U.S. stocks fell in early trade on Tuesday after last week’s rally sparked the S&P 500’s longest losing streak in more than 20 years.
The benchmark fell 1.2% in about 45 minutes before the open, a decline that followed the S&P 500’s best week since November 2020.
The Dow Jones Industrial Average fell about 1% and the Nasdaq Composite lost 1.4%.
All three had previously posted weekly gains of more than 6%, rebounding from seven straight weekly losses for the S&P 500 and Nasdaq and eight straight weekly losses for the Dow.
Meanwhile, oil futures were higher on reports that Chinese authorities were preparing to end a two-month COVID-19 lockdown in Shanghai and that European Union leaders agreed to stop buying crude oil and oil products from Russia. WTI crude futures rose 3.6% to $118.70, while Brent crude futures rose 3.7% to $123.83.
Shares of movie giant AMC (AMC) were up 10% in early trade after the debut of “Top Gun” over Memorial Day weekend. Compared with last year’s holiday weekend, U.S. theaters are estimated to have grown 122% year over year, AMC said in a statement Tuesday, underscoring positive signs of the industry’s post-COVID recovery. The pre-market move saw AMC shares rise for a fourth straight day after rising nearly 40% over the past three sessions.
Wall Street’s recent rally follows a string of favorable quarterly earnings in recent sessions that have helped temporarily ease concerns about the impact of inflation on corporate earnings. Recent economic data showing signs of peaking in prices also helped boost sentiment.

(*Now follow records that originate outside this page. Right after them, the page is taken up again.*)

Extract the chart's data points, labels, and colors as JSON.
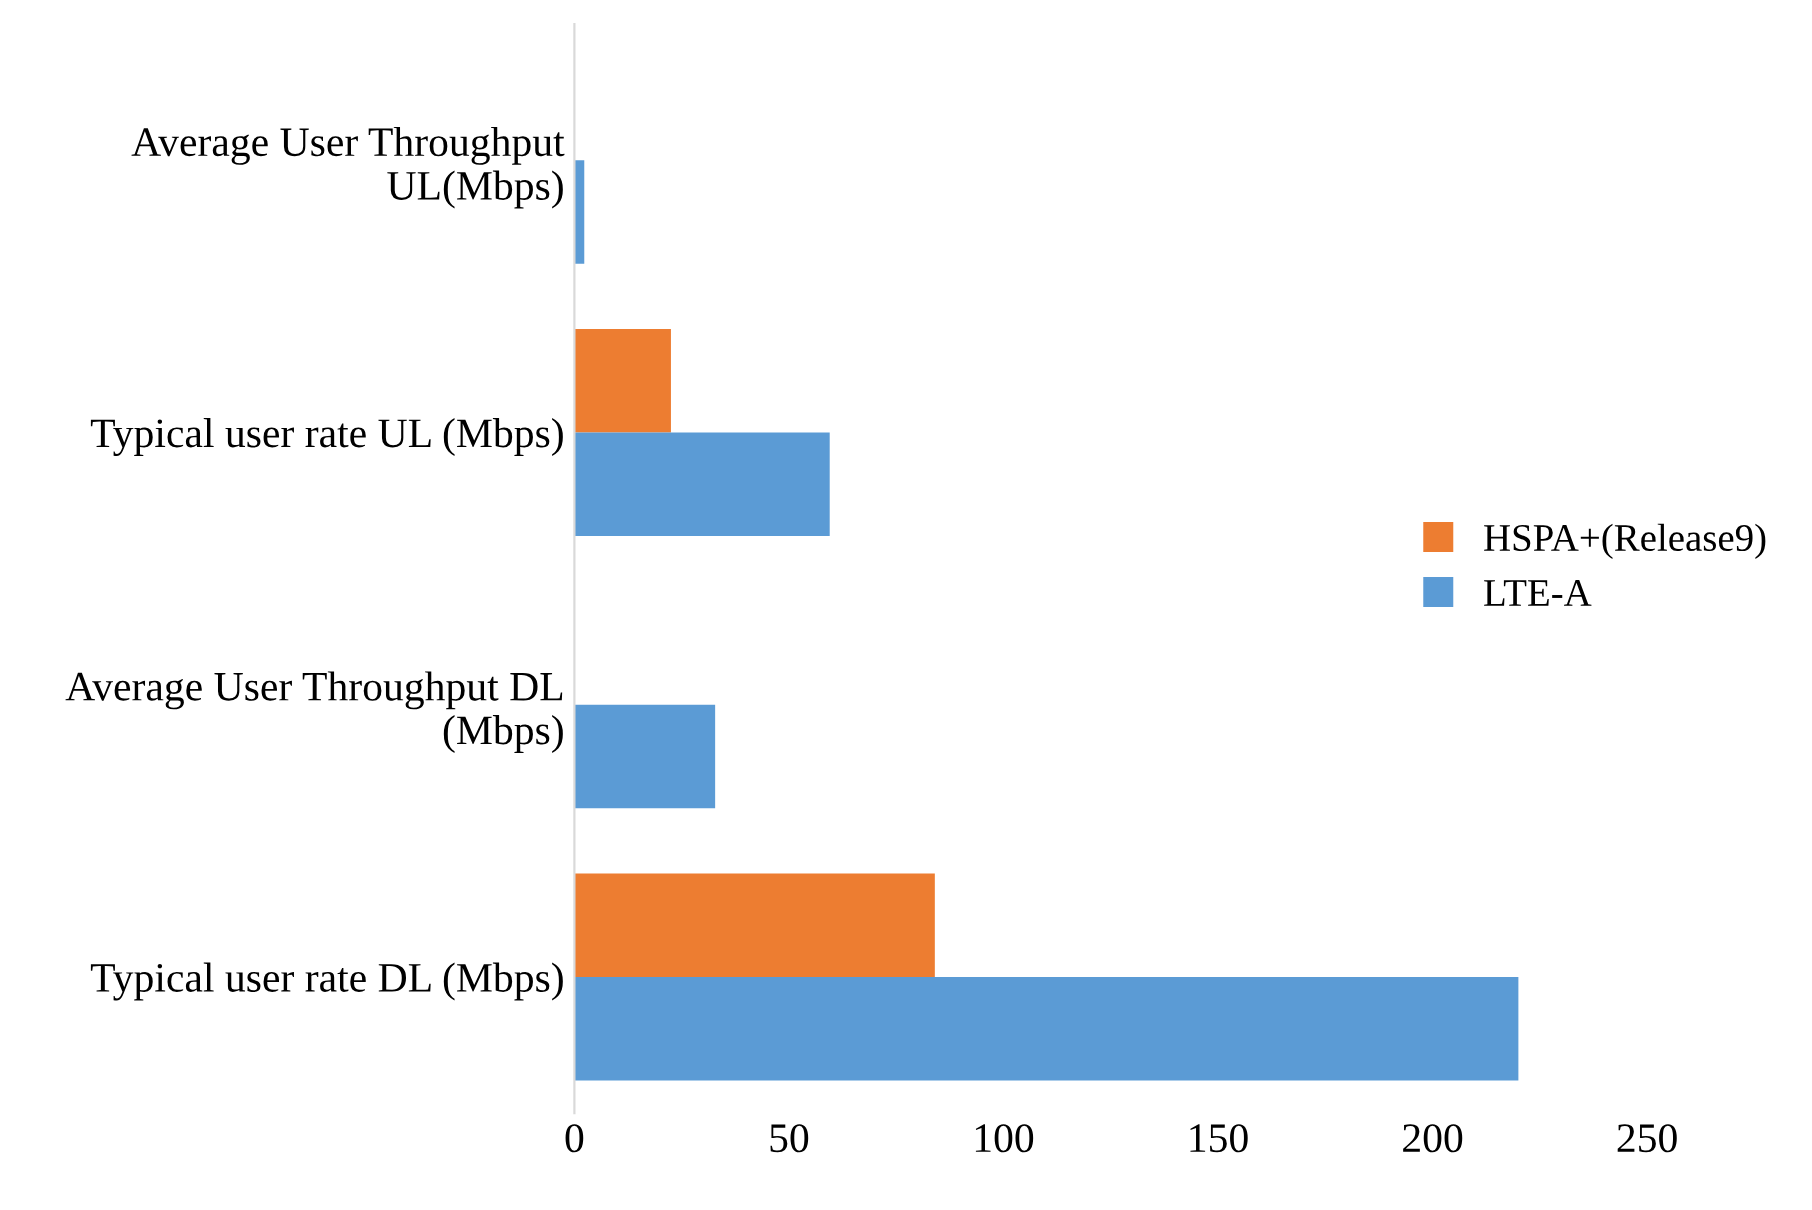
{
  "chart_data": {
    "type": "bar",
    "orientation": "horizontal",
    "categories": [
      "Average User Throughput\nUL(Mbps)",
      "Typical user rate UL (Mbps)",
      "Average User Throughput DL\n(Mbps)",
      "Typical user rate DL (Mbps)"
    ],
    "series": [
      {
        "name": "HSPA+(Release9)",
        "color": "#ed7d31",
        "values": [
          null,
          22.5,
          null,
          84
        ]
      },
      {
        "name": "LTE-A",
        "color": "#5b9bd5",
        "values": [
          2.3,
          59.5,
          32.8,
          220
        ]
      }
    ],
    "xlim": [
      0,
      250
    ],
    "xticks": [
      0,
      50,
      100,
      150,
      200,
      250
    ],
    "grid": false,
    "legend": "right"
  }
}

Still, stocks have fallen sharply over the past year, and some strategists are skeptical of a bottoming out.
“Last week’s strength is ultimately going to be another bear market rally,” Morgan Stanley Chief Information Officer Michael Wilson said in a note to clients.
Despite recovering from some losses, stocks were volatile over the month on worries that decades of high inflation and the Federal Reserve’s efforts to stem price surges by raising interest rates could tip the economy into recession.
“After the oversold rally, the main reason for this particular rally is that the Fed may consider a September pause,” Wilson wrote, adding that “inflation is still too high for analysts to like.” The Fed remains in office, so whatever Investors may be hoping how insignificant it is to change the downtrend in the stock price. ”
Investors this week are expected to be guided by a slew of key jobs data, including the all-important May jobs report due on Friday.
Earnings season is over, but more reports from the likes of Salesforce.com (CRM), GameStop (GME), Chewy (CHWY) and Hewlett-Packard (HPQ) are still lined up until Friday.